Candle Fire Facts For The Winter Season
The cool crisp air reminds us to layer up for the elements before we leave our homes for the day’s activities. Pulling a sweater over your head or zipping up your coat isn’t ideal when you’re staying home the majority of the time. With recent temperatures dipping near or below freezing thousands of homeowners are finding ways to stay warm this winter while also limiting their heating bill expenditures.
Candles while not a primary heat provider is commonly used to add emotional warmth to a person’s home. Scented candles in particular perform this task truly well, however, it’s critical that you take precautions.
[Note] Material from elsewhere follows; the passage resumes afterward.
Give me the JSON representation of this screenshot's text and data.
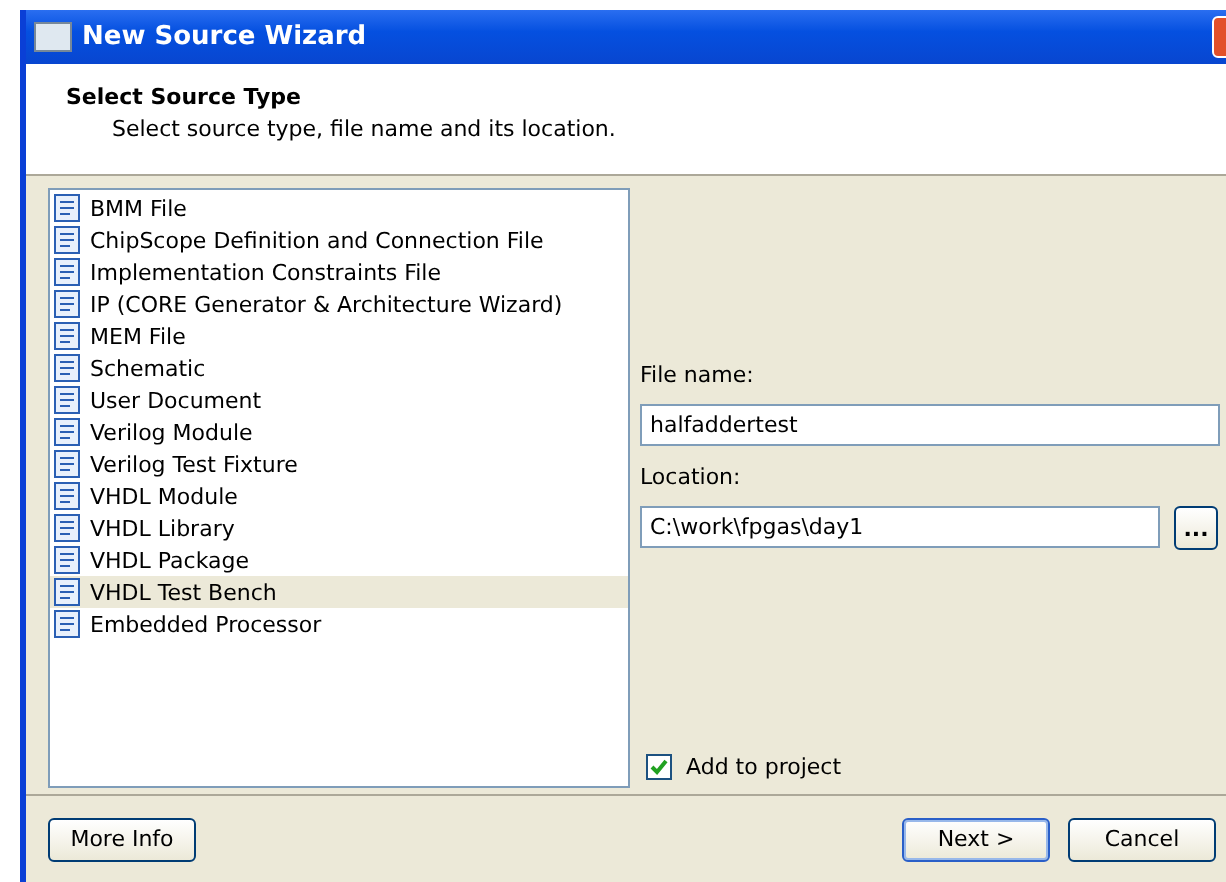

Candles may quickly become a fire hazard potentially leading to your home becoming ablaze with flames causing smoke and soot damage. Remember to keep candles at least a foot away from any flammable objects including curtains and furniture. Blow out any lit candles before you leave the room for the evening. Lastly, consider utilizing battery-operated flameless candles which can offer the same effect as authentic candles with a minimal fire hazard.
Here are more facts on candle fires to emphasize the importance of taking safety precautions to protect your family and loved ones this season.
During the five-year period of 2014-2018 according to the National Fire Protection Association:
- December is the peak month for candle fires in the United States.
- Christmas is the peak day for candle fires in the United States.
- ? of candle fires began in the bedroom.